Pat Helland (Salesforce)
Applications have had an interesting evolution as they have moved into the distributed and scalable world. Similarly, storage and its cousin databases have changed side by side with applications. Many times, the semantics, performance, and failure models of storage and applications do a subtle dance as they change in support of changing business requirements and environmental challenges. Adding scale to the mix has really stirred things up. This article looks at some of these issues and their impact on systems.
Before database transactions, there were complexities in updating data, especially if failures happened. This held true even though the systems were centralized and avoided the complexities presented by distribution. Database transactions dramatically simplified the life of application developers. It was great while it lasted…

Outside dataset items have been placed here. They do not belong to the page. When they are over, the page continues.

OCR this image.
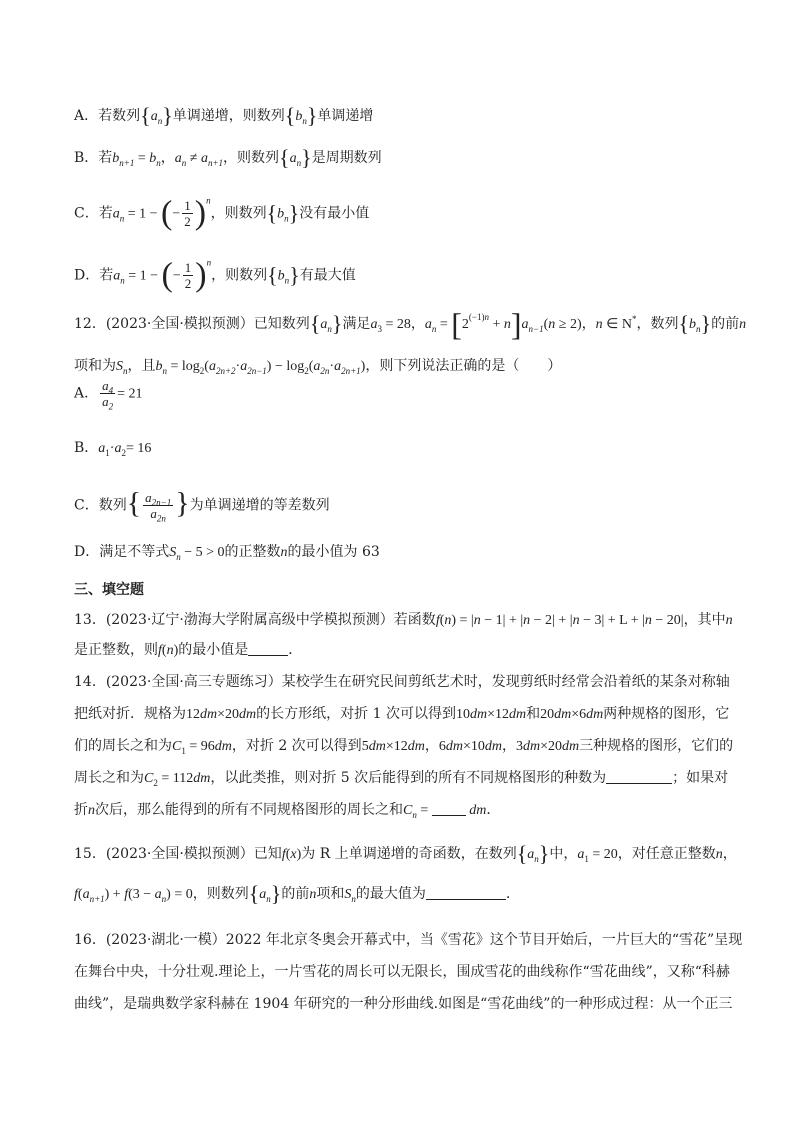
A．若数列$\{a_n\}$单调递增，则数列$\{b_n\}$单调递增
B．若$b_{n+1} = b_n$，$a_n \ne a_{n+1}$，则数列$\{a_n\}$是周期数列
C．若$a_n = 1$ − (− $\frac{1}{2} )^n$，则数列$\{b_n\}$没有最小值
D．若$a_n = 1$ − (− $\frac{1}{2} )^n$，则数列$\{b_n\}$有最大值
12．(2023·全国·模拟预测）已知数列$\{a_n\}$满足$a_3 = 28$，$a_n = [2^{(-1)n} + n]a_{n-1}(n \ge 2)$，n ∈ N*，数列$\{b_n\}$的前n
项和为$S_n$，且$b_n = \log_2(a_{2n+2}\cdot a_{2n-1}) - \log_2(a_{2n}\cdot a_{2n+1})$，则下列说法正确的是（　　）
A． $\frac{a_4}{a_2} = 21$
B．$a_1\cdot a_2= 16$
C．数列{ $\frac{a_{2n-1}}{a_{2n}}$ }为单调递增的等差数列
D．满足不等式$S_n - 5 > 0$的正整数n的最小值为 63
三、填空题
13．(2023·辽宁·渤海大学附属高级中学模拟预测）若函数f(n) = |n − 1| + |n − 2| + |n − 3| + L + |n − 20|，其中n
是正整数，则f(n)的最小值是	．
14．(2023·全国·高三专题练习）某校学生在研究民间剪纸艺术时，发现剪纸时经常会沿着纸的某条对称轴
把纸对折．规格为12dm×20dm的长方形纸，对折 1 次可以得到10dm×12dm和20dm×6dm两种规格的图形，它
们的周长之和为$C_1 = 96dm$，对折 2 次可以得到5dm×12dm，6dm×10dm，3dm×20dm三种规格的图形，它们的
周长之和为$C_2 = 112dm$，以此类推，则对折 5 次后能得到的所有不同规格图形的种数为	；如果对
折n次后，那么能得到的所有不同规格图形的周长之和$C_n$ =  dm．
15．(2023·全国·模拟预测）已知f(x)为 R 上单调递增的奇函数，在数列$\{a_n\}$中，$a_1 = 20$，对任意正整数n，
$f(a_{n+1}) + f(3 - a_n) = 0$，则数列$\{a_n\}$的前n项和$S_n$的最大值为	.
16．(2023·湖北·一模）2022 年北京冬奥会开幕式中，当《雪花》这个节目开始后，一片巨大的“雪花”呈现
在舞台中央，十分壮观.理论上，一片雪花的周长可以无限长，围成雪花的曲线称作“雪花曲线”，又称“科赫
曲线”，是瑞典数学家科赫在 1904 年研究的一种分形曲线.如图是“雪花曲线”的一种形成过程：从一个正三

As solutions scaled beyond a single database, life got ever more challenging. First, we tried to make multiple databases look like one database. Then, we were hooking multiple applications together using SOA (service-oriented architecture). In SOA, each service had its own discrete database with its own transactions but used messaging to coordinate across boundaries. Soon, we were using microservices, each of which likely did not have its own data but reached directly to a distributed store shared across many separate services. This scaled better—if you got the implementation right.

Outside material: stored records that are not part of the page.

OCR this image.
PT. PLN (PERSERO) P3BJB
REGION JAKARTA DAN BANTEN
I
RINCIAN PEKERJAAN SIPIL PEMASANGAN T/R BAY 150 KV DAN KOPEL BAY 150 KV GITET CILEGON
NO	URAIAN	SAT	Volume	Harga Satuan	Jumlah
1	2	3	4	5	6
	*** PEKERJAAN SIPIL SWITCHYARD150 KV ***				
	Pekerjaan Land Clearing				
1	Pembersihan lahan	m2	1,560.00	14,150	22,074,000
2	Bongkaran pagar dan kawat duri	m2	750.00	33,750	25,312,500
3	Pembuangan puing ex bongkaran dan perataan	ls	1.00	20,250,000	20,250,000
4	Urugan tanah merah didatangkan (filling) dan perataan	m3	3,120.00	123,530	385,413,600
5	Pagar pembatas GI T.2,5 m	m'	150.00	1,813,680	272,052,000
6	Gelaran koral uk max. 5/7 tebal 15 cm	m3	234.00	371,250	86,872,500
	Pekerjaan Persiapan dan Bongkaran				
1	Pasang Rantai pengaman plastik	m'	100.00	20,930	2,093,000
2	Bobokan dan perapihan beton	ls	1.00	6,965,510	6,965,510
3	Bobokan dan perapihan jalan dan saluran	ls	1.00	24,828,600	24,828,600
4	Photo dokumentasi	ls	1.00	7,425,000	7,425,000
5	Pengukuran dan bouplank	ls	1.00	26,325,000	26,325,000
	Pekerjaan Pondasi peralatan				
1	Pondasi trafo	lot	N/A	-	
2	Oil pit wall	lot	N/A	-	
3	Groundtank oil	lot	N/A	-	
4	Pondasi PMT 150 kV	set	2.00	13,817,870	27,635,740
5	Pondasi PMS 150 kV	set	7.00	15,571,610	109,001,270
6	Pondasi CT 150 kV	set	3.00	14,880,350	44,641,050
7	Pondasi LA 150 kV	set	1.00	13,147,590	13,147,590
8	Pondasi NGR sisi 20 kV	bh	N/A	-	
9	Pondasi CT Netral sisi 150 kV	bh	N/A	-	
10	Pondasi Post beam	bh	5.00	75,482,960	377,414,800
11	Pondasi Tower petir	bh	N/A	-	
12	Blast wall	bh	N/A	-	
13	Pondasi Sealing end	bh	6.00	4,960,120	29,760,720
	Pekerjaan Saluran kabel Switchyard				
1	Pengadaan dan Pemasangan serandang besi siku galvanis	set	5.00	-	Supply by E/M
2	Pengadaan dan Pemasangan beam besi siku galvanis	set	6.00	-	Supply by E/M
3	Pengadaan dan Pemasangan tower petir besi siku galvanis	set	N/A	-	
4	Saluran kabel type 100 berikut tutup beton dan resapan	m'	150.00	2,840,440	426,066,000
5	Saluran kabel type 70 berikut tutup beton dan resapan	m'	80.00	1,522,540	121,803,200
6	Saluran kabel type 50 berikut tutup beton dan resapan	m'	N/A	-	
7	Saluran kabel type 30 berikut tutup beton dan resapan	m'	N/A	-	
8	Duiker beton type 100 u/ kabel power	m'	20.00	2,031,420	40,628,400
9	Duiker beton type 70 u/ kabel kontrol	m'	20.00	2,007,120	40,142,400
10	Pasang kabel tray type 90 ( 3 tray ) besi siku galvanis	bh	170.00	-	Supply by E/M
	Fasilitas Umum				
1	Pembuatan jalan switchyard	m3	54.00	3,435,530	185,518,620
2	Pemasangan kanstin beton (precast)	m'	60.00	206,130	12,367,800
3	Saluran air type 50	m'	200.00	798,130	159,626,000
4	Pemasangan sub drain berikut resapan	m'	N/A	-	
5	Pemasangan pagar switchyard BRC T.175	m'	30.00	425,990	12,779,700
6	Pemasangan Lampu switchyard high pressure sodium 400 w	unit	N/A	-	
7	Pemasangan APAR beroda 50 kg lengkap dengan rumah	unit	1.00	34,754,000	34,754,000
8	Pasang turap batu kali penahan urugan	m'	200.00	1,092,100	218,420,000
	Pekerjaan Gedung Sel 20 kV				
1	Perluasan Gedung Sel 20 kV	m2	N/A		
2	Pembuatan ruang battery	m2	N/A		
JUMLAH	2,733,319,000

Different types of distributed stores offer various average speeds, variation in responsiveness, capacity, availability, and durability. Diverse application patterns use the stored data for distinct purposes. They provide various guarantees to their users based largely on their use of storage. These different guarantees from the app sometimes show variations in what the users see in semantics, response time, durability, and more. While these can be surprising, it may be OK. What matters is the fulfillment of the business needs and clarity of expectations.
This article provides a partial taxonomy of diverse storage solutions available over a distributed cluster. Part of this is an exploration of the interactions among different features of a store. The article then considers how distinct application patterns have grown over time to leverage these stores and the business requirements they meet. This may have surprising implications.
Pat Helland has been working in distributed systems, databases, transaction processing, scalable systems, and fault tolerance since 1978. For most of the 1980s, Pat worked at Tandem Computers as the Chief Architect for TMF (Transaction Monitoring Facility), the transaction and recovery engine under NonStop SQL. After 3+ years designing a Cache Coherent Non-Uniform Memory Multiprocessor for HaL Computers (a subsidiary of Fujitsu), Pat moved to the Seattle area to work at Microsoft in 1994. There he was the architect for Microsoft Transaction Server, Distributed Transaction Coordinator, and a high performance messaging system called SQL Service Broker, which ships with SQL Server. From[masked], he was at Amazon working on the product catalog and other distributed systems projects including contributing to the original design for Dynamo. After returning to Microsoft in 2007, Pat worked on a number of projects including Cosmos, the scalable “Big Data” plumbing behind Bing. While working on Cosmos, Pat architected both a project to integrate database techniques into the massively parallel computations as well as a very high-throughput event processing engine. Since early 2012, Pat has worked at Salesforce.com in San Francisco. He is focusing on multi-tenanted database systems, scalable reliable infrastructure for storage, and software defined networking.